As for the creation being self-caused: I wonder if he realises that he is simply repeating a version of ancient Epicureanism? i.e. the gods are out of the picture, a long way away, so the world/human life/etc has to get on under its own steam. This is hardly a ‘conclusion’ from his study of the evidence; it’s simply a well known worldview shared by most post-Enlightenment westerners. It is the worldview which enables secular democracy to consider itself an absolute, despite its numerous and rather obvious failings right now. The depressing thing is that Hawking doesn’t seem to realize this and so hasn’t even stopped to think that there might be quite sophisticated critiques of Epicureanism, ancient and modern, which he should work through. Not least the Christian one, which again focusses on Jesus.

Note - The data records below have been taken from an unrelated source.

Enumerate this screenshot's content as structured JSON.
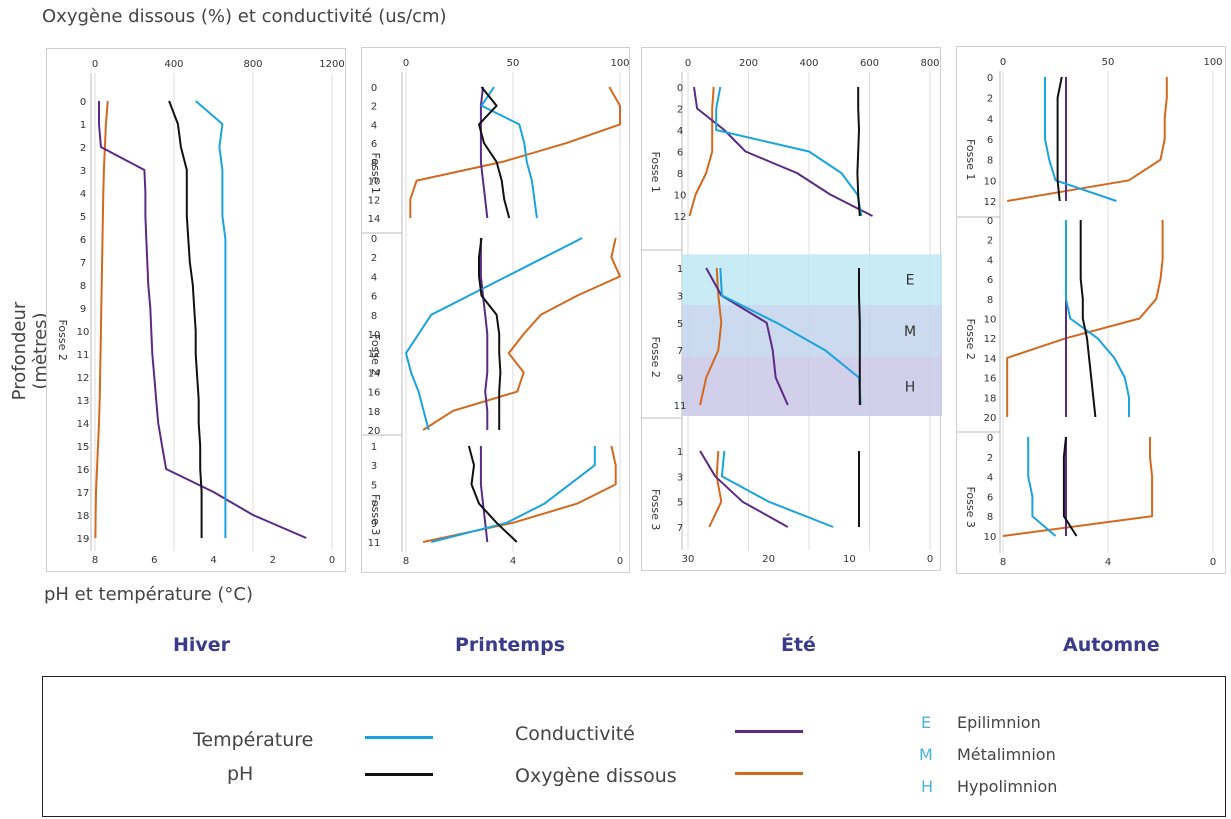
{
  "top_axis_title": "Oxygène dissous (%) et conductivité (us/cm)",
  "bottom_axis_title": "pH et température (°C)",
  "y_axis_title": "Profondeur (mètres)",
  "seasons": [
    "Hiver",
    "Printemps",
    "Été",
    "Automne"
  ],
  "legend": {
    "temperature": "Température",
    "ph": "pH",
    "conductivity": "Conductivité",
    "oxygen": "Oxygène dissous",
    "zones": [
      {
        "letter": "E",
        "name": "Epilimnion"
      },
      {
        "letter": "M",
        "name": "Métalimnion"
      },
      {
        "letter": "H",
        "name": "Hypolimnion"
      }
    ]
  },
  "colors": {
    "temperature": "#1aa3dd",
    "ph": "#111111",
    "conductivity": "#5b2a86",
    "oxygen": "#d2691e",
    "epilimnion": "#bfe8f5",
    "metalimnion": "#c3d3ec",
    "hypolimnion": "#c9c7e6"
  },
  "chart_data": [
    {
      "type": "line",
      "season": "Hiver",
      "top_axis": {
        "ticks": [
          "0",
          "400",
          "800",
          "1200"
        ],
        "range": [
          0,
          1200
        ]
      },
      "bottom_axis": {
        "ticks": [
          "8",
          "6",
          "4",
          "2",
          "0"
        ],
        "range": [
          8,
          0
        ]
      },
      "sections": [
        {
          "label": "Fosse 2",
          "depths": [
            "0",
            "1",
            "2",
            "3",
            "4",
            "5",
            "6",
            "7",
            "8",
            "9",
            "10",
            "11",
            "12",
            "13",
            "14",
            "15",
            "16",
            "17",
            "18",
            "19"
          ],
          "ph": [
            5.5,
            5.2,
            5.1,
            4.9,
            4.9,
            4.9,
            4.85,
            4.8,
            4.7,
            4.65,
            4.6,
            4.6,
            4.55,
            4.5,
            4.5,
            4.45,
            4.45,
            4.4,
            4.4,
            4.4
          ],
          "temperature": [
            4.6,
            3.7,
            3.8,
            3.7,
            3.7,
            3.7,
            3.6,
            3.6,
            3.6,
            3.6,
            3.6,
            3.6,
            3.6,
            3.6,
            3.6,
            3.6,
            3.6,
            3.6,
            3.6,
            3.6
          ],
          "conductivity": [
            20,
            20,
            30,
            250,
            255,
            255,
            260,
            265,
            270,
            280,
            285,
            290,
            300,
            310,
            320,
            340,
            360,
            600,
            800,
            1070
          ],
          "oxygen": [
            65,
            55,
            50,
            45,
            42,
            40,
            38,
            36,
            34,
            32,
            30,
            28,
            26,
            24,
            20,
            15,
            10,
            5,
            3,
            2
          ]
        }
      ]
    },
    {
      "type": "line",
      "season": "Printemps",
      "top_axis": {
        "ticks": [
          "0",
          "50",
          "100"
        ],
        "range": [
          0,
          100
        ]
      },
      "bottom_axis": {
        "ticks": [
          "8",
          "4",
          "0"
        ],
        "range": [
          8.5,
          0
        ]
      },
      "sections": [
        {
          "label": "Fosse 1",
          "depths": [
            "0",
            "2",
            "4",
            "6",
            "8",
            "10",
            "12",
            "14"
          ],
          "ph": [
            5.5,
            4.9,
            5.6,
            5.4,
            4.9,
            4.7,
            4.6,
            4.4
          ],
          "temperature": [
            5.0,
            5.5,
            4.0,
            3.8,
            3.7,
            3.5,
            3.4,
            3.3
          ],
          "conductivity": [
            36,
            35,
            35,
            35,
            35,
            36,
            37,
            38
          ],
          "oxygen": [
            95,
            100,
            100,
            75,
            45,
            5,
            2,
            2
          ]
        },
        {
          "label": "Fosse 2",
          "depths": [
            "0",
            "2",
            "4",
            "6",
            "8",
            "10",
            "12",
            "14",
            "16",
            "18",
            "20"
          ],
          "ph": [
            5.5,
            5.6,
            5.6,
            5.5,
            4.9,
            4.8,
            4.8,
            4.75,
            4.8,
            4.8,
            4.8
          ],
          "temperature": [
            1.5,
            3.0,
            4.5,
            6.0,
            7.5,
            8.0,
            8.5,
            8.3,
            8.0,
            7.8,
            7.6
          ],
          "conductivity": [
            35,
            35,
            35,
            36,
            37,
            38,
            38,
            38,
            37,
            38,
            38
          ],
          "oxygen": [
            98,
            96,
            100,
            80,
            63,
            55,
            48,
            55,
            52,
            22,
            8
          ]
        },
        {
          "label": "Fosse 3",
          "depths": [
            "1",
            "3",
            "5",
            "7",
            "9",
            "11"
          ],
          "ph": [
            6.0,
            5.8,
            5.9,
            5.6,
            4.9,
            4.1
          ],
          "temperature": [
            1.0,
            1.0,
            2.0,
            3.0,
            4.5,
            7.5
          ],
          "conductivity": [
            35,
            35,
            35,
            36,
            37,
            38
          ],
          "oxygen": [
            96,
            98,
            98,
            80,
            50,
            8
          ]
        }
      ]
    },
    {
      "type": "line",
      "season": "Été",
      "top_axis": {
        "ticks": [
          "0",
          "200",
          "400",
          "600",
          "800"
        ],
        "range": [
          0,
          800
        ]
      },
      "bottom_axis": {
        "ticks": [
          "30",
          "20",
          "10",
          "0"
        ],
        "range": [
          30,
          0
        ]
      },
      "sections": [
        {
          "label": "Fosse 1",
          "depths": [
            "0",
            "2",
            "4",
            "6",
            "8",
            "10",
            "12"
          ],
          "ph": [
            8.9,
            8.9,
            8.8,
            8.9,
            9.0,
            8.9,
            8.7
          ],
          "temperature": [
            26.0,
            26.5,
            26.5,
            15.0,
            11.0,
            9.0,
            8.5
          ],
          "conductivity": [
            20,
            30,
            120,
            190,
            360,
            470,
            610
          ],
          "oxygen": [
            85,
            80,
            80,
            80,
            60,
            25,
            5
          ]
        },
        {
          "label": "Fosse 2",
          "depths": [
            "1",
            "3",
            "5",
            "7",
            "9",
            "11"
          ],
          "ph": [
            8.8,
            8.8,
            8.7,
            8.7,
            8.7,
            8.7
          ],
          "temperature": [
            26.0,
            25.8,
            19.0,
            13.0,
            8.8,
            8.6
          ],
          "conductivity": [
            60,
            110,
            260,
            280,
            290,
            330
          ],
          "oxygen": [
            95,
            100,
            110,
            100,
            60,
            40
          ]
        },
        {
          "label": "Fosse 3",
          "depths": [
            "1",
            "3",
            "5",
            "7"
          ],
          "ph": [
            8.8,
            8.8,
            8.8,
            8.8
          ],
          "temperature": [
            25.5,
            25.8,
            20.0,
            12.0
          ],
          "conductivity": [
            40,
            90,
            180,
            330
          ],
          "oxygen": [
            100,
            95,
            110,
            70
          ]
        }
      ]
    },
    {
      "type": "line",
      "season": "Automne",
      "top_axis": {
        "ticks": [
          "0",
          "50",
          "100"
        ],
        "range": [
          0,
          100
        ]
      },
      "bottom_axis": {
        "ticks": [
          "8",
          "4",
          "0"
        ],
        "range": [
          10,
          0
        ]
      },
      "sections": [
        {
          "label": "Fosse 1",
          "depths": [
            "0",
            "2",
            "4",
            "6",
            "8",
            "10",
            "12"
          ],
          "ph": [
            7.2,
            7.4,
            7.4,
            7.4,
            7.4,
            7.4,
            7.3
          ],
          "temperature": [
            8.0,
            8.0,
            8.0,
            8.0,
            7.8,
            7.5,
            4.6
          ],
          "conductivity": [
            30,
            30,
            30,
            30,
            30,
            30,
            30
          ],
          "oxygen": [
            78,
            78,
            77,
            77,
            75,
            60,
            2
          ]
        },
        {
          "label": "Fosse 2",
          "depths": [
            "0",
            "2",
            "4",
            "6",
            "8",
            "10",
            "12",
            "14",
            "16",
            "18",
            "20"
          ],
          "ph": [
            6.3,
            6.3,
            6.3,
            6.3,
            6.2,
            6.2,
            6.0,
            5.9,
            5.8,
            5.7,
            5.6
          ],
          "temperature": [
            7.0,
            7.0,
            7.0,
            7.0,
            7.0,
            6.8,
            5.5,
            4.7,
            4.2,
            4.0,
            4.0
          ],
          "conductivity": [
            30,
            30,
            30,
            30,
            30,
            30,
            30,
            30,
            30,
            30,
            30
          ],
          "oxygen": [
            76,
            76,
            76,
            75,
            73,
            65,
            30,
            2,
            2,
            2,
            2
          ]
        },
        {
          "label": "Fosse 3",
          "depths": [
            "0",
            "2",
            "4",
            "6",
            "8",
            "10"
          ],
          "ph": [
            7.0,
            7.1,
            7.1,
            7.1,
            7.1,
            6.5
          ],
          "temperature": [
            8.8,
            8.8,
            8.8,
            8.6,
            8.6,
            7.5
          ],
          "conductivity": [
            30,
            30,
            30,
            30,
            30,
            30
          ],
          "oxygen": [
            70,
            70,
            71,
            71,
            71,
            0
          ]
        }
      ]
    }
  ]
}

Of course, the old set-up of the ‘science and religion’ debate was itself deeply influenced by this same worldview, and needs realigning. In fact, the ancient Christians would have been shocked to see their worldview labelled as a ‘religion.’ It was a philosophy, a politics, a culture, a vocation… the category of ‘religion’ is part of the problem, not part of the solution.